Federal regulators also wanted clearer answers to how the hospital will ensure employees are adequately monitoring patients.

“How will staff observation, supervision of patients in all areas of the hospital and during transports on and off-units be

monitored to ensure patients are accounted for?” the email to hospital administrators asked. 

Federal officials also have other questions, such as how the hospital will monitor staff who are administering medications.

As for the December 2021 patient escape that started it all, federal officials still need more information.

“Are there plans for leadership staff or trained designees to systematically observe, monitor and document staff performance to ensure compliance, including during on and off campus outings?” the email asked.

The email also asked if there has been consideration of a systematic review of video recordings of activities, such as transports of patients on and off units, during dining and other activities to monitor and observe staff performance and compliance.

State Hospital Responds

Since receiving the “unacceptable” feedback, the state hospital has sent a revised plan to the federal agency intended to address the shortcomings, public records show.

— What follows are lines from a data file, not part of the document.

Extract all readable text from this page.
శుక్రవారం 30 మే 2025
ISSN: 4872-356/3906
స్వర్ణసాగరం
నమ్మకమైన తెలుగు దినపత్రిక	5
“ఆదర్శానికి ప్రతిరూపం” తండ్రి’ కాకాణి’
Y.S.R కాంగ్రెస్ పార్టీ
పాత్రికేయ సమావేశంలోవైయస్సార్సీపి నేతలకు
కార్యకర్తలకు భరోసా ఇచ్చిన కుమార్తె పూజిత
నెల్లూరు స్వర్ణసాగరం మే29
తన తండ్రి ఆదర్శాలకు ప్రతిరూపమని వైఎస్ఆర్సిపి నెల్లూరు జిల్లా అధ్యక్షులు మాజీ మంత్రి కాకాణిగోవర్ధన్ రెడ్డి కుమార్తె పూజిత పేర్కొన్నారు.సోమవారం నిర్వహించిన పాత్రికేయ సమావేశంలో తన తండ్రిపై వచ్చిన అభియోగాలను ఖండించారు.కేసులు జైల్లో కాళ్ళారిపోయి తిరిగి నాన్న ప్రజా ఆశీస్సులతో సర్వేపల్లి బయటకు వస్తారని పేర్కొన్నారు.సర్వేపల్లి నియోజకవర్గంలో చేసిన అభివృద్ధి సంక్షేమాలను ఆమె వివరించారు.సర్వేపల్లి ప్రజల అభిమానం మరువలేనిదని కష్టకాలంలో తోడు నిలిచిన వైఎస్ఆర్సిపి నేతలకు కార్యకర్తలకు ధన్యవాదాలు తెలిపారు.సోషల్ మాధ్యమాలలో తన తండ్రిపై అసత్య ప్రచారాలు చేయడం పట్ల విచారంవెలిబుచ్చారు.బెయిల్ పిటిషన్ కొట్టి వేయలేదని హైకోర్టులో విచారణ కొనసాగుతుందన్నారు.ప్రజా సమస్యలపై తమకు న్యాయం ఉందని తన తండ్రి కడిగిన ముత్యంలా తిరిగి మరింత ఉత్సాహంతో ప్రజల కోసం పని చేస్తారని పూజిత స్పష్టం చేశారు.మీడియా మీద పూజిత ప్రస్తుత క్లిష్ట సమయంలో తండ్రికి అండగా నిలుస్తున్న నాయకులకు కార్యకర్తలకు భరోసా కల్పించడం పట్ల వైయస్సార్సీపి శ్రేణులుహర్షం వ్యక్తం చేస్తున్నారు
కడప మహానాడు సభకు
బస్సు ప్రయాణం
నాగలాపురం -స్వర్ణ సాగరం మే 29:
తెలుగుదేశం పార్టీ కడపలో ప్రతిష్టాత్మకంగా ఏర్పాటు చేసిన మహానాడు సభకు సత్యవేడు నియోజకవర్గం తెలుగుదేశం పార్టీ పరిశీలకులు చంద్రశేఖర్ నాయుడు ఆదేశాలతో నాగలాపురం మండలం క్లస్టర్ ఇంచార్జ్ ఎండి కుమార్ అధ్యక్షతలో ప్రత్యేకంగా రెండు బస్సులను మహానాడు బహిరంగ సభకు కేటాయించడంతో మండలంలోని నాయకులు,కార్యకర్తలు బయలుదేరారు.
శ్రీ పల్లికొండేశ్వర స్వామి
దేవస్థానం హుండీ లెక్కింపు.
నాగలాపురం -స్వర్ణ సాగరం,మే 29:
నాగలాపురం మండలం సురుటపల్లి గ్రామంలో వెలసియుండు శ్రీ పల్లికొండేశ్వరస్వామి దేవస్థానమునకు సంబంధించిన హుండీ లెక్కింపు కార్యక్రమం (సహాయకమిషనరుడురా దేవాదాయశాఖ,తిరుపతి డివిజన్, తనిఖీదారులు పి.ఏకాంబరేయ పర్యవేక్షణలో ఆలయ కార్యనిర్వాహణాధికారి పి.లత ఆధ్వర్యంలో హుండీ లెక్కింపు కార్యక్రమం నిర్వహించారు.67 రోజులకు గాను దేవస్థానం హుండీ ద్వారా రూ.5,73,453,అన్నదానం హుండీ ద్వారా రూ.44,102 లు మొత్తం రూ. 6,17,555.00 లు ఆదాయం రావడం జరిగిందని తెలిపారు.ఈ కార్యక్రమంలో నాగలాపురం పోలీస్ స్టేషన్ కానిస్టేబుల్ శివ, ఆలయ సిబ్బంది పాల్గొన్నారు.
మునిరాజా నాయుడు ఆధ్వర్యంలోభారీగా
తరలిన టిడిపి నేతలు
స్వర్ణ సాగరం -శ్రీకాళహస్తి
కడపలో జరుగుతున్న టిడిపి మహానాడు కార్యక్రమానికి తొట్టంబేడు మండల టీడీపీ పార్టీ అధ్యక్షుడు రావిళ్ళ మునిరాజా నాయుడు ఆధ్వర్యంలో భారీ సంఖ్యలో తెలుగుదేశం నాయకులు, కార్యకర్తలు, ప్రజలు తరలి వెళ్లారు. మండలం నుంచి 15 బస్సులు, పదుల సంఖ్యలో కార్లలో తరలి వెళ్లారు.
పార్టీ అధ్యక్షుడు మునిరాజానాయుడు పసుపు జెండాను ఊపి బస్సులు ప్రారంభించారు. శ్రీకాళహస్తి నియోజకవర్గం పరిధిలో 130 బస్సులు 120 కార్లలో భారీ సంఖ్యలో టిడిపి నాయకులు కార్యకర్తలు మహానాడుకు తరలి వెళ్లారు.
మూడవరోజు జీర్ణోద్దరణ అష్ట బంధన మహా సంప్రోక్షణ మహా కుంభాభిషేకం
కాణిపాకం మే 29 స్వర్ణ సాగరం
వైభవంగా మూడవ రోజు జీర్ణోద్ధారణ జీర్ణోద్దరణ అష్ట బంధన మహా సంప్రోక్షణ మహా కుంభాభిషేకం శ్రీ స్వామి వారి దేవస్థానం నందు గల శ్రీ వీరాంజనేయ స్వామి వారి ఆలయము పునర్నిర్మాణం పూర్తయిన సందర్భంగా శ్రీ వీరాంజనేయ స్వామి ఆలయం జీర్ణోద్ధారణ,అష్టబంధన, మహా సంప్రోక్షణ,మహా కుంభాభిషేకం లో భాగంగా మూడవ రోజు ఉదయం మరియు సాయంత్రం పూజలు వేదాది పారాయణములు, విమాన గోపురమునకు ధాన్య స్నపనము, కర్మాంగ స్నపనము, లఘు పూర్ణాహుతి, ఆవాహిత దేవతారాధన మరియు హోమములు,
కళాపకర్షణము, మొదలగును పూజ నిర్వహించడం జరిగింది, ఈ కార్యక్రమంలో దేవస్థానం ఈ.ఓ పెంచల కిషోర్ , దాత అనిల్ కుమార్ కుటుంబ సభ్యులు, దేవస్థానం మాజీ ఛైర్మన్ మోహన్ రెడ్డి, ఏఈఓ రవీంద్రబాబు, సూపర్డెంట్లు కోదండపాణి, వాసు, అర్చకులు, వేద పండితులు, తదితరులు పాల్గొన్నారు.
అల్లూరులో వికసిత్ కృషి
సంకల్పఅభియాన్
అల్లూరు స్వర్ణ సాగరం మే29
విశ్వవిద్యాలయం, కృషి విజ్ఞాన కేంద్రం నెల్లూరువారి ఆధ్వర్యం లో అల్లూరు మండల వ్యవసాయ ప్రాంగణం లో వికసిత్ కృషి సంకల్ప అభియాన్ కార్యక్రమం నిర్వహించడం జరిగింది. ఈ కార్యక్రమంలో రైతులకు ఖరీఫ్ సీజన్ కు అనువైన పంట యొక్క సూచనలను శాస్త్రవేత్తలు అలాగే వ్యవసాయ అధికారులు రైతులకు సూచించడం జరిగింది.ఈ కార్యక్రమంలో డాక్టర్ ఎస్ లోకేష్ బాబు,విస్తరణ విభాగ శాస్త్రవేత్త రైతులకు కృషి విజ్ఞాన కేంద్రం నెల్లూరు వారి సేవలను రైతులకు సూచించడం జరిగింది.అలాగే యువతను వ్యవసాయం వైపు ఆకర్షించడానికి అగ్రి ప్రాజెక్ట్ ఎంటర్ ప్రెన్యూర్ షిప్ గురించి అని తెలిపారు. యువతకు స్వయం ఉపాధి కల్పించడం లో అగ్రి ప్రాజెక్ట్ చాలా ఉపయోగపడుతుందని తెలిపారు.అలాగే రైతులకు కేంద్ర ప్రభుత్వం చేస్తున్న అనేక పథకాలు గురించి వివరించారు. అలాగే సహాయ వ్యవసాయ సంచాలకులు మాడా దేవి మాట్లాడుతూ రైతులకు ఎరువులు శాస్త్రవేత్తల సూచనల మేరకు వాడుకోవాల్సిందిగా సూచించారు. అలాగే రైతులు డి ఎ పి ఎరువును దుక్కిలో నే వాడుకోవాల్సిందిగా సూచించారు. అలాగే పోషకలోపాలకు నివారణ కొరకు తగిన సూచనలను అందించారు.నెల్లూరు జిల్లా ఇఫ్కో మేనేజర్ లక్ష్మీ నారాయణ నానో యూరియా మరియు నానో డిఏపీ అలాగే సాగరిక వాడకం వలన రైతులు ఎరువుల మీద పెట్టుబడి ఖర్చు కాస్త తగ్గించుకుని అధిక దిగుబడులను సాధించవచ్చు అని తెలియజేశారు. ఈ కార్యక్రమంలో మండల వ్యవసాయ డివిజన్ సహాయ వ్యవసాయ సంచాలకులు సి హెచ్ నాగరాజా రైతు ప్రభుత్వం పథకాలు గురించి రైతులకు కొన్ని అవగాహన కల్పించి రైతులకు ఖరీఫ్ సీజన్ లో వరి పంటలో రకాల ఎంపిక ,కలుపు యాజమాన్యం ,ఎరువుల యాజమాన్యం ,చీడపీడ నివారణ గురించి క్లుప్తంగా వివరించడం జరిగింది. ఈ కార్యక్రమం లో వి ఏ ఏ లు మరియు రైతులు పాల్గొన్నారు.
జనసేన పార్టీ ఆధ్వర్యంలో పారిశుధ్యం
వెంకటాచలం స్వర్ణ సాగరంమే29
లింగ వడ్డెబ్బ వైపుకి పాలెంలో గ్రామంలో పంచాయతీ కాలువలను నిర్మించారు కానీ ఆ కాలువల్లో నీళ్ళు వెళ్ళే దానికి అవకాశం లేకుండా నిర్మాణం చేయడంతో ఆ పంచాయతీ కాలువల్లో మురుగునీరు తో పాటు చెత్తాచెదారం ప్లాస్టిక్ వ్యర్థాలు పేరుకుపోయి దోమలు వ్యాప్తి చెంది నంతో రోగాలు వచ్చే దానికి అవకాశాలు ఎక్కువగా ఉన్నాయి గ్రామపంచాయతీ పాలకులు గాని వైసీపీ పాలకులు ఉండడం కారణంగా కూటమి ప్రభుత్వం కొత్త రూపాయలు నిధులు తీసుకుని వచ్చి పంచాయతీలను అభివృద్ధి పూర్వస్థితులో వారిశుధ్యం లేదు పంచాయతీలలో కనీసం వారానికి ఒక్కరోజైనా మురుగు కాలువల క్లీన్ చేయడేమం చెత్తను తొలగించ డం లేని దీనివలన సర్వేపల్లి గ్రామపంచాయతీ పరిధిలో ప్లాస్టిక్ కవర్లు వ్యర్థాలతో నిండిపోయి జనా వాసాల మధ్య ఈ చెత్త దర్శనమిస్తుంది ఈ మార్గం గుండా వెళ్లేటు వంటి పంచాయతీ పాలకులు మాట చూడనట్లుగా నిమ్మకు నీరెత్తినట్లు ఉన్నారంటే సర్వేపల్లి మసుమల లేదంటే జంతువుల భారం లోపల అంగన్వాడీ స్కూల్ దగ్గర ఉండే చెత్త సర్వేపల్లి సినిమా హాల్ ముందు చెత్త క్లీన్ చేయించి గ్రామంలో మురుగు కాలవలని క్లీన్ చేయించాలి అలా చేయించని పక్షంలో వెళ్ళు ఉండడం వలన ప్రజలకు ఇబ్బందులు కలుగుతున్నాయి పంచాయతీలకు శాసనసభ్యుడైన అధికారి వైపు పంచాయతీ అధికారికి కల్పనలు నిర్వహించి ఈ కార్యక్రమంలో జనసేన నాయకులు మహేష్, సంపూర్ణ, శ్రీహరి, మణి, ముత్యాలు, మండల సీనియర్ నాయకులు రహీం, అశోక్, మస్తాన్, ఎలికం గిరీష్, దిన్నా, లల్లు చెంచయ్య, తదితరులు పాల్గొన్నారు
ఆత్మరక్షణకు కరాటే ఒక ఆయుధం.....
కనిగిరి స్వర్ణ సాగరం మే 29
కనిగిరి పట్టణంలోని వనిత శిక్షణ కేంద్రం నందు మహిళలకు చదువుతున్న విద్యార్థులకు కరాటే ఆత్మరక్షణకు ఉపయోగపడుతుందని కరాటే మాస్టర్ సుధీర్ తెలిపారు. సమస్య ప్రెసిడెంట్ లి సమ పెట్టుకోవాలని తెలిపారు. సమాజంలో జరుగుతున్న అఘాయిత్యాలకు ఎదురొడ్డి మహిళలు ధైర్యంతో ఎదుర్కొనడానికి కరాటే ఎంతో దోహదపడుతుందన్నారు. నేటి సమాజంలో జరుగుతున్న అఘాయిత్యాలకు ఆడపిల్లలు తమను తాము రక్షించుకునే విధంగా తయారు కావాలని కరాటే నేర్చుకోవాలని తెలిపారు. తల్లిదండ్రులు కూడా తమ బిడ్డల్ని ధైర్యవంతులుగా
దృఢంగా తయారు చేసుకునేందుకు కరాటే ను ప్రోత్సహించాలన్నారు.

The federal agency hasn’t yet signed off on the second version of the draft plan.

It includes timelines for how quickly staff will be trained. For example, staff will be required to complete the new training within 21 days. Employees out on leave will have to complete the training within 14 days of their return.

For new employees, the plan calls for new employees to complete the training within six weeks as part of their orientation.

The goal is to train 100% of employees and when the hospital doesn’t keep pace with that, managers will need to develop plans for compliance and provide weekly updates. 

The revised plan is also longer – 50 pages instead of the 39 pages initially sent to the federal agency. It bolsters a variety of existing requirements in the initial plan.

For example, instead of a general requirement that the hospital will monitor and audit patient grievances to ensure that staff respond to them in the appropriate seven-day time frame, the revised plan adds more details. The plan now calls for compliance audits that sample for review about one out of every three grievances.